Chapter 10 Tidying Data
Even before we conduct analyses or calculations, we need to put our data into the correct format. The goal here is to rearrange a messy dataset into one that is tidy.
The two most important properties of tidy data are:
- Each column is a variable.
- Each row is an observation.
Tidy data is easier to work with because you have a consistent way of referring to variables (as column names) and observations (as row indices). The data then becomes easier to manipulate, visualize, and model.
For more on the concept of tidy data, read Hadley Wickham’s paper here.
10.1 Wide vs. Long Formats
Tidy datasets are all alike, but every messy dataset is messy in its own way.
Hadley Wickham
Tabular datasets can be arranged in many ways. For instance, consider the data below. Each dataset displays information on heart rates observed in individuals across three different time periods, but the data are organized differently in each table.
wide <- data.frame(
name = c("Wilbur", "Petunia", "Gregory"),
time1 = c(67, 80, 64),
time2 = c(56, 90, 50),
time3 = c(70, 67, 101)
)
wide
#> name time1 time2 time3
#> 1 Wilbur 67 56 70
#> 2 Petunia 80 90 67
#> 3 Gregory 64 50 101
long <- data.frame(
name = c("Wilbur", "Petunia", "Gregory", "Wilbur", "Petunia", "Gregory", "Wilbur", "Petunia", "Gregory"),
time = c(1, 1, 1, 2, 2, 2, 3, 3, 3),
heartrate = c(67, 80, 64, 56, 90, 50, 70, 67, 10)
)
long
#> name time heartrate
#> 1 Wilbur 1 67
#> 2 Petunia 1 80
#> 3 Gregory 1 64
#> 4 Wilbur 2 56
#> 5 Petunia 2 90
#> 6 Gregory 2 50
#> 7 Wilbur 3 70
#> 8 Petunia 3 67
#> 9 Gregory 3 10
Question: Which one of these do you think is the tidy format?

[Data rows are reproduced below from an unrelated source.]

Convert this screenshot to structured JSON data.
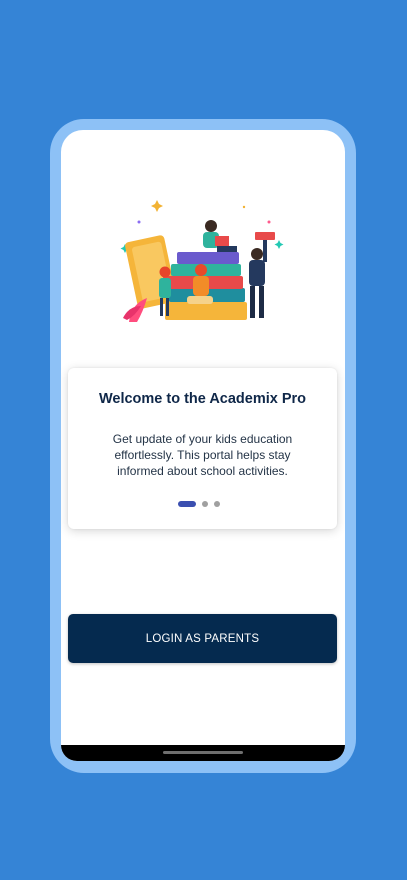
{
  "onboarding": {
    "title": "Welcome to the Academix Pro",
    "description": "Get update of your kids education effortlessly. This portal helps stay informed about school activities.",
    "pager": {
      "total_pages": 3,
      "current_page": 1
    },
    "illustration_icon": "kids-reading-books-illustration"
  },
  "actions": {
    "login_parents_label": "LOGIN AS PARENTS"
  },
  "colors": {
    "background": "#3584d6",
    "frame": "#8dc1f6",
    "primary_button": "#052a4f",
    "title_text": "#0f2748",
    "pager_active": "#3b4fb0",
    "pager_inactive": "#a0a0a0"
  }
}
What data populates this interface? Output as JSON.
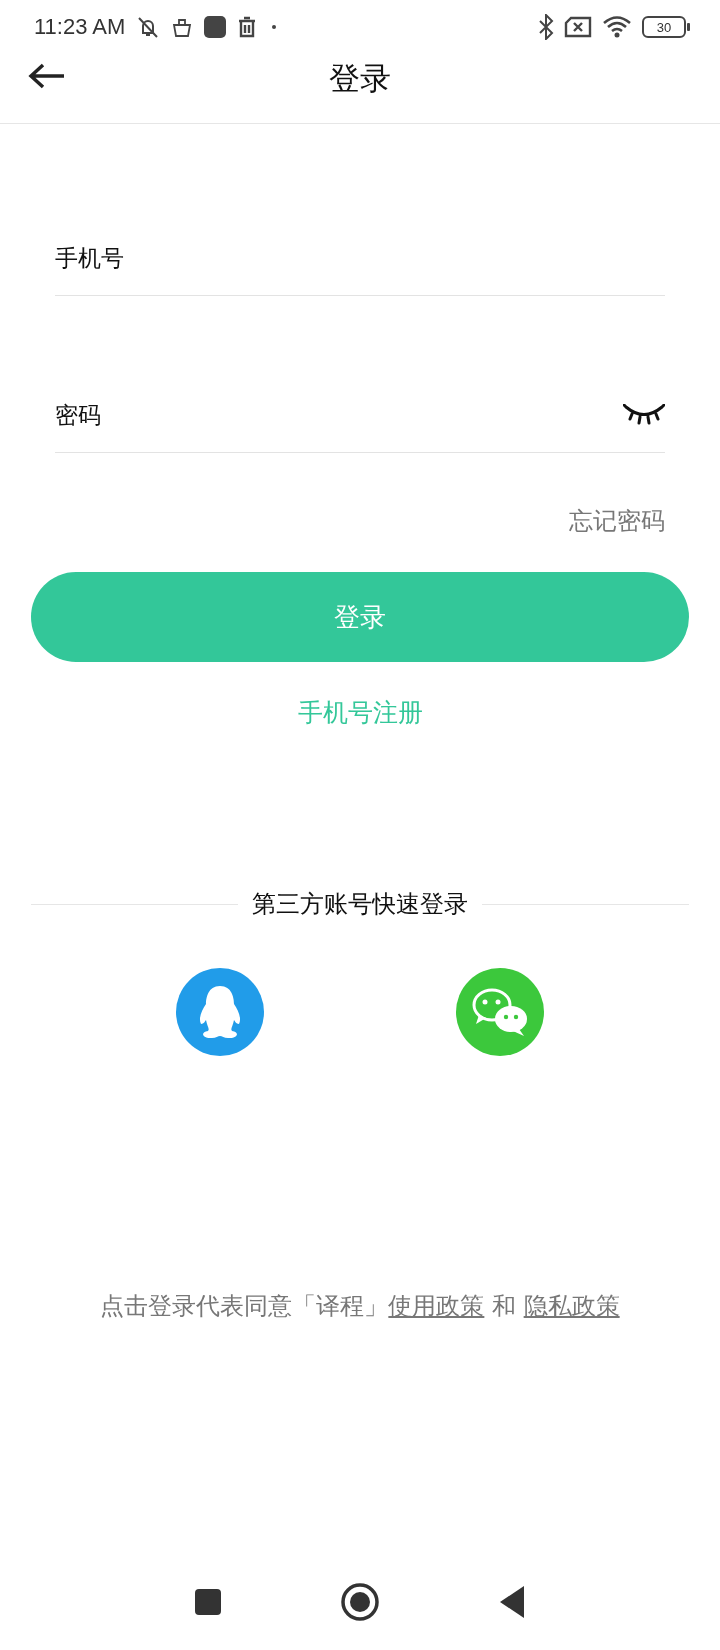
{
  "status_bar": {
    "time": "11:23 AM",
    "battery": "30"
  },
  "header": {
    "title": "登录"
  },
  "phone_field": {
    "placeholder": "手机号"
  },
  "password_field": {
    "placeholder": "密码",
    "password_visible": false
  },
  "forgot_link": "忘记密码",
  "login_button": "登录",
  "register_link": "手机号注册",
  "third_party": {
    "title": "第三方账号快速登录",
    "providers": [
      {
        "kind": "qq",
        "color": "#219ce9"
      },
      {
        "kind": "wechat",
        "color": "#3cc83c"
      }
    ]
  },
  "agreement": {
    "text": "点击登录代表同意「译程」",
    "links": [
      "使用政策",
      "隐私政策"
    ],
    "conjunction": "和"
  }
}
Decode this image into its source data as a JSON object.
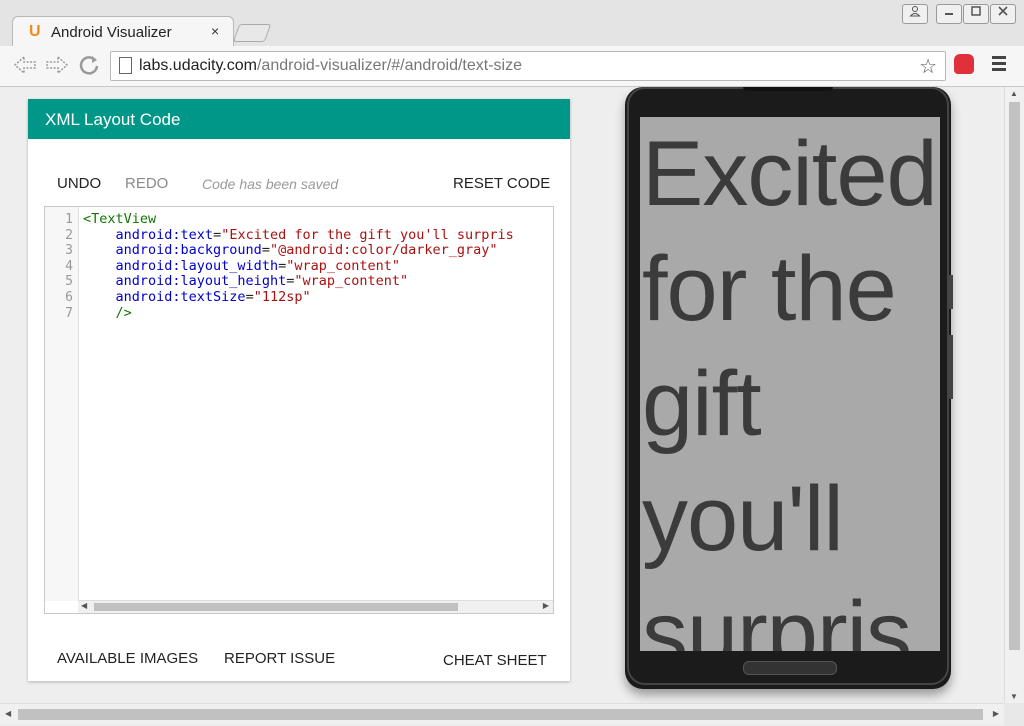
{
  "browser": {
    "tab_title": "Android Visualizer",
    "tab_favicon": "U",
    "tab_close": "×",
    "url_host": "labs.udacity.com",
    "url_path": "/android-visualizer/#/android/text-size",
    "icons": [
      "back-icon",
      "forward-icon",
      "reload-icon",
      "page-icon",
      "star-icon",
      "extension-icon",
      "menu-icon",
      "profile-icon",
      "minimize-icon",
      "maximize-icon",
      "close-window-icon"
    ]
  },
  "editor_card": {
    "title": "XML Layout Code",
    "undo": "UNDO",
    "redo": "REDO",
    "saved_status": "Code has been saved",
    "reset": "RESET CODE",
    "available_images": "AVAILABLE IMAGES",
    "report_issue": "REPORT ISSUE",
    "cheat_sheet": "CHEAT SHEET",
    "accent_color": "#009688"
  },
  "code": {
    "line_numbers": [
      "1",
      "2",
      "3",
      "4",
      "5",
      "6",
      "7"
    ],
    "l1_tag": "<TextView",
    "l2_attr": "android:text",
    "l2_val": "\"Excited for the gift you'll surpris",
    "l3_attr": "android:background",
    "l3_val": "\"@android:color/darker_gray\"",
    "l4_attr": "android:layout_width",
    "l4_val": "\"wrap_content\"",
    "l5_attr": "android:layout_height",
    "l5_val": "\"wrap_content\"",
    "l6_attr": "android:textSize",
    "l6_val": "\"112sp\"",
    "l7_tag": "/>",
    "equals": "="
  },
  "preview": {
    "text": "Excited for the gift you'll surpris",
    "background_color": "#a9a9a9"
  }
}
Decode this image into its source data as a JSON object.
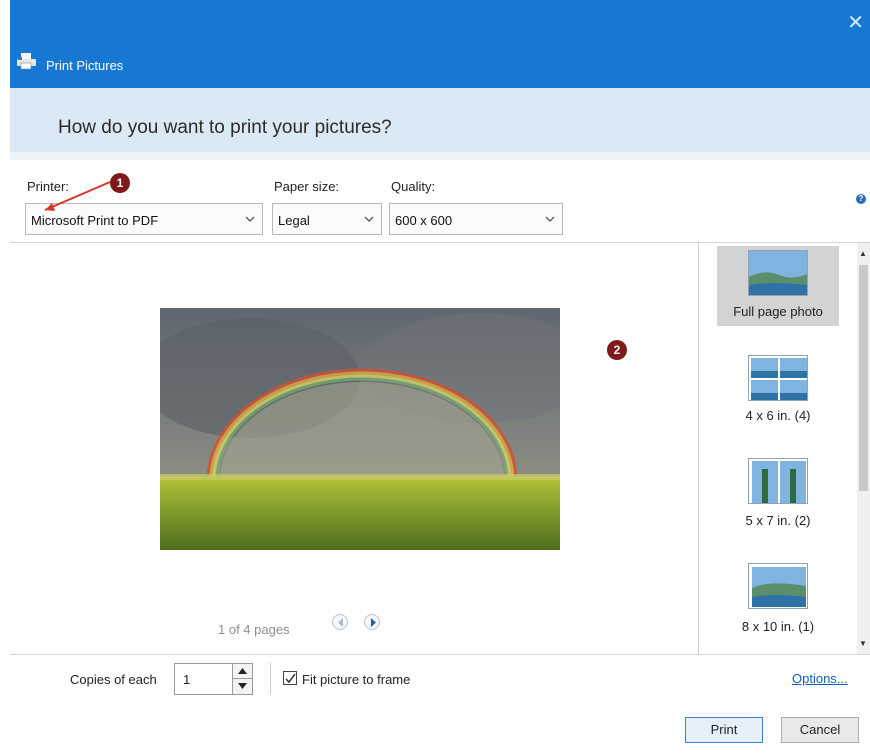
{
  "window": {
    "title": "Print Pictures",
    "close_glyph": "✕"
  },
  "header": {
    "question": "How do you want to print your pictures?"
  },
  "options": {
    "printer_label": "Printer:",
    "printer_value": "Microsoft Print to PDF",
    "paper_size_label": "Paper size:",
    "paper_size_value": "Legal",
    "quality_label": "Quality:",
    "quality_value": "600 x 600",
    "help_glyph": "?"
  },
  "annotations": {
    "badge1": "1",
    "badge2": "2",
    "accent": "#7e1a1a",
    "arrow_color": "#d9342b"
  },
  "preview": {
    "pager_text": "1 of 4 pages"
  },
  "layouts": [
    {
      "label": "Full page photo",
      "selected": true,
      "icon": "full-page-photo-icon"
    },
    {
      "label": "4 x 6 in. (4)",
      "selected": false,
      "icon": "four-by-six-icon"
    },
    {
      "label": "5 x 7 in. (2)",
      "selected": false,
      "icon": "five-by-seven-icon"
    },
    {
      "label": "8 x 10 in. (1)",
      "selected": false,
      "icon": "eight-by-ten-icon"
    }
  ],
  "bottom": {
    "copies_label": "Copies of each",
    "copies_value": "1",
    "fit_label": "Fit picture to frame",
    "fit_checked": true,
    "options_link": "Options...",
    "print_button": "Print",
    "cancel_button": "Cancel"
  },
  "colors": {
    "titlebar": "#1678d2",
    "header_band": "#dbe9f6",
    "link": "#1660b8"
  }
}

Answer: The first dataframe (the “wide” one) would not be considered tidy because values (i.e., heart rate) are spread across multiple columns.
We often refer to these different structures as “long” vs. “wide” formats:
In the “long” format, you usually have one column for the observed variable, and the other columns are ID variables.
In the “wide” format, each row is often a site/subject/patient, and you have multiple observation variables containing the same type of data. These can be either repeated observations over time or observations of multiple variables (or a mix of both). In the case above, we had the same kind of data (heart rate) entered across three different columns, corresponding to three different time periods.
You may find data input in the “wide” format to be simpler, and some other applications may prefer “wide”-format data. However, many of R’s functions have been designed assuming you have “long”-format data.
10.2 Tidying the Gapminder Data
Let’s look at the structure of our original gapminder
dataframe:
library(gapminder)
gap <- gapminder
head(gap)
#> # A tibble: 6 x 6
#> country continent year lifeExp pop gdpPercap
#> <fct> <fct> <int> <dbl> <int> <dbl>
#> 1 Afghanistan Asia 1952 28.8 8425333 779.
#> 2 Afghanistan Asia 1957 30.3 9240934 821.
#> 3 Afghanistan Asia 1962 32.0 10267083 853.
#> 4 Afghanistan Asia 1967 34.0 11537966 836.
#> 5 Afghanistan Asia 1972 36.1 13079460 740.
#> 6 Afghanistan Asia 1977 38.4 14880372 786.
Question: Is this dataframe wide or long?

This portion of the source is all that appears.